Luke pulled off her breast, yelping. His legs retracted to his stomach, his face went red, and he shrieked.
“Okay, baby,” she said, and put him to her shoulder, patting his back (so small, and his bony spine was spineless), patting hard to force out a burp. Luke squawked, squealed, complained. No burp. He never burped. Almost never. Sometimes she thought that was his problem: three weeks of gas trapped inside. He’s got a Jewish stomach (Eric burped as often as he breathed) with a Wasp throat (Nina’s mother had made her feel burping was as bad as murder).
Luke’s stomach convulsed and she felt gooey liquid on her shoulder. “Oh, God!” she moaned, and glanced to see what she already knew was there — white and sticky spitup.

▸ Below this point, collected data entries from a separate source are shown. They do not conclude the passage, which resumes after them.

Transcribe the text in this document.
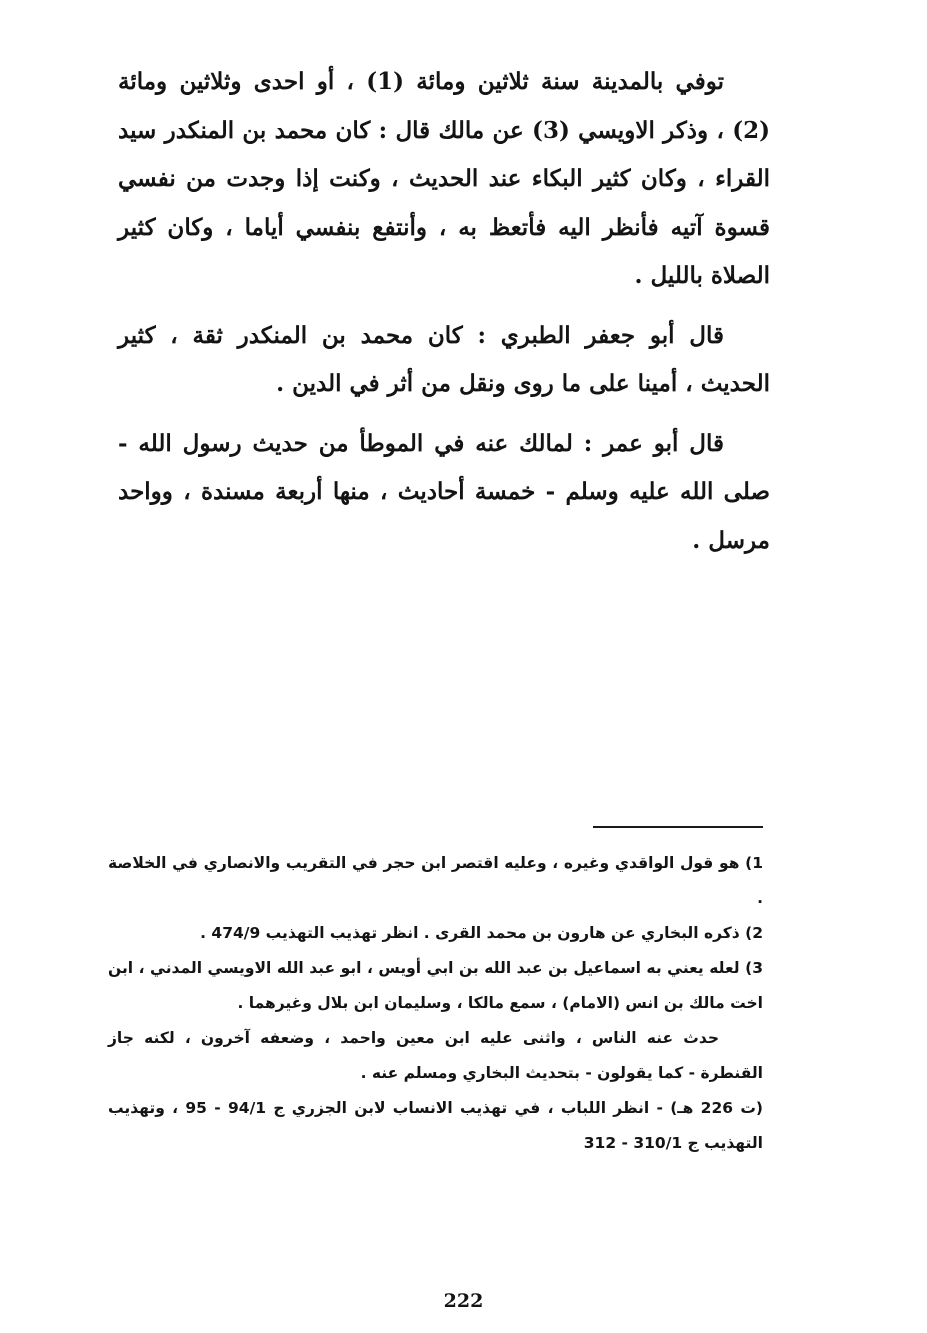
توفي بالمدينة سنة ثلاثين ومائة (1) ، أو احدى وثلاثين ومائة (2) ، وذكر الاويسي (3) عن مالك قال : كان محمد بن المنكدر سيد القراء ، وكان كثير البكاء عند الحديث ، وكنت إذا وجدت من نفسي قسوة آتيه فأنظر اليه فأتعظ به ، وأنتفع بنفسي أياما ، وكان كثير الصلاة بالليل .

قال أبو جعفر الطبري : كان محمد بن المنكدر ثقة ، كثير الحديث ، أمينا على ما روى ونقل من أثر في الدين .

قال أبو عمر : لمالك عنه في الموطأ من حديث رسول الله - صلى الله عليه وسلم - خمسة أحاديث ، منها أربعة مسندة ، وواحد مرسل .

1) هو قول الواقدي وغيره ، وعليه اقتصر ابن حجر في التقريب والانصاري في الخلاصة .

2) ذكره البخاري عن هارون بن محمد القرى . انظر تهذيب التهذيب 474/9 .

3) لعله يعني به اسماعيل بن عبد الله بن ابي أويس ، ابو عبد الله الاويسي المدني ، ابن اخت مالك بن انس (الامام) ، سمع مالكا ، وسليمان ابن بلال وغيرهما .

حدث عنه الناس ، واثنى عليه ابن معين واحمد ، وضعفه آخرون ، لكنه جاز القنطرة - كما يقولون - بتحديث البخاري ومسلم عنه .

(ت 226 هـ) - انظر اللباب ، في تهذيب الانساب لابن الجزري ج 94/1 - 95 ، وتهذيب التهذيب ج 310/1 - 312

222
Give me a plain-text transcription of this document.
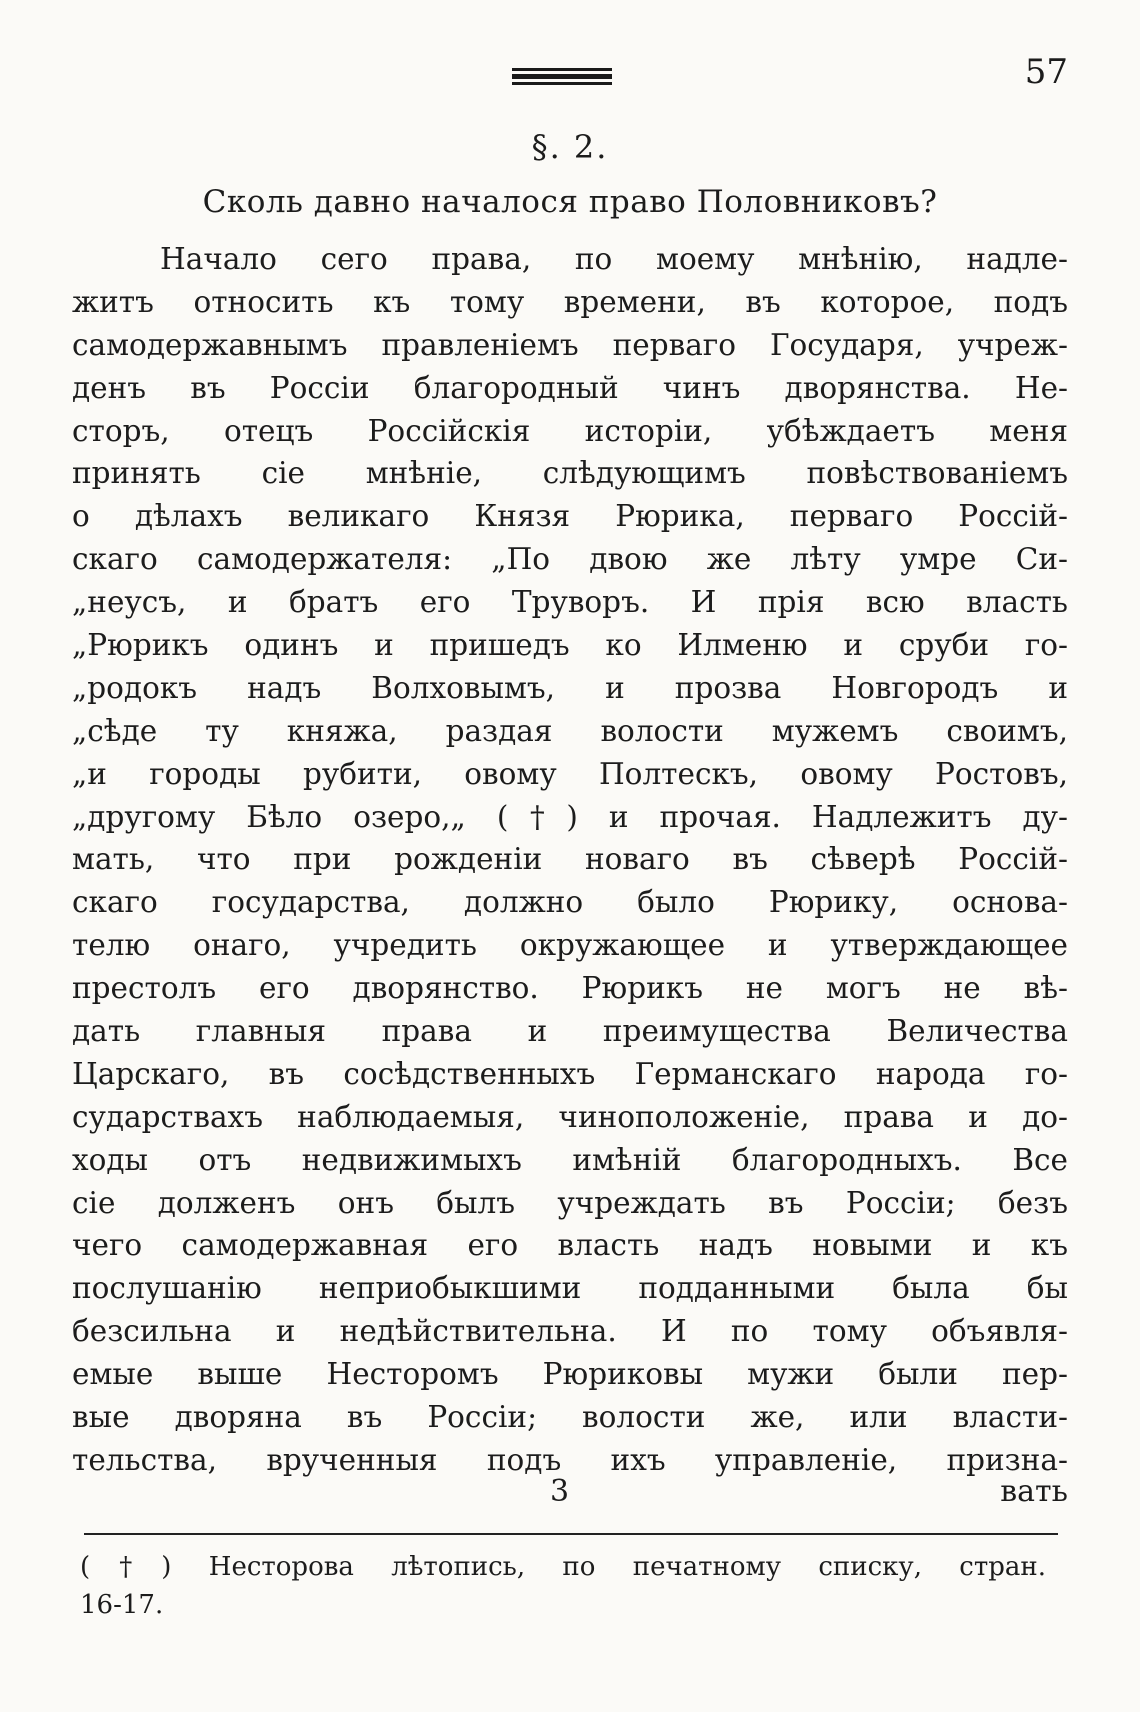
57
§. 2.
Сколь давно началося право Половниковъ?
Начало сего права, по моему мнѣнію, надле-
житъ относить къ тому времени, въ которое, подъ
самодержавнымъ правленіемъ перваго Государя, учреж-
денъ въ Россіи благородный чинъ дворянства. Не-
сторъ, отецъ Россійскія исторіи, убѣждаетъ меня
принять сіе мнѣніе, слѣдующимъ повѣствованіемъ
о дѣлахъ великаго Князя Рюрика, перваго Россій-
скаго самодержателя: „По двою же лѣту умре Си-
„неусъ, и братъ его Труворъ. И прія всю власть
„Рюрикъ одинъ и пришедъ ко Илменю и сруби го-
„родокъ надъ Волховымъ, и прозва Новгородъ и
„сѣде ту княжа, раздая волости мужемъ своимъ,
„и городы рубити, овому Полтескъ, овому Ростовъ,
„другому Бѣло озеро,„ (†) и прочая. Надлежитъ ду-
мать, что при рожденіи новаго въ сѣверѣ Россій-
скаго государства, должно было Рюрику, основа-
телю онаго, учредить окружающее и утверждающее
престолъ его дворянство. Рюрикъ не могъ не вѣ-
дать главныя права и преимущества Величества
Царскаго, въ сосѣдственныхъ Германскаго народа го-
сударствахъ наблюдаемыя, чиноположеніе, права и до-
ходы отъ недвижимыхъ имѣній благородныхъ. Все
сіе долженъ онъ былъ учреждать въ Россіи; безъ
чего самодержавная его власть надъ новыми и къ
послушанію неприобыкшими подданными была бы
безсильна и недѣйствительна. И по тому объявля-
емые выше Несторомъ Рюриковы мужи были пер-
вые дворяна въ Россіи; волости же, или власти-
тельства, врученныя подъ ихъ управленіе, призна-
3	вать
(†) Несторова лѣтопись, по печатному списку, стран.
16-17.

Vomited on, she thought — this is my life. Her mind spun through the days and nights. Up at 4:00 A.M., unable to send Eric in with a bottle since formula might make the colic worse, her head nodding into sleep while Luke chewed, then punching Eric (sometimes quite hard) to rouse him so he could walk Luke around, lying in the dark desperate for sleep but constantly wakened by the noise of the carriage in the hall or Luke’s squeals whenever Eric would try to stop or had to change Luke’s diaper. And finally out of bed at 8:00, again to be gnawed on, then showering unhappily with an ear listening to the moans and squeals that soon would be her problem, showering with hot water even in this heat, to soothe the sore breasts, burning eyes, dented back, and puffy, swollen feet. To have the luxury of a quiet bath, not a bath with distant sounds of screeching and complaint, but a restful stay in a warm pool and a silent apartment, seemed like a distant memory of youth. So she showered hopelessly, with eight hours ahead, eight hours of fighting the urge to kill herself or Luke or both, eight hours of facing her inadequacy, her son’s misery, the apartment’s mess, and a world filled with smiling faces that assumed she was an ecstatic mother blessed with a glorious child, and not being able to tell, to say: this is hell, this is prison, and I may die from it. Or kill to escape.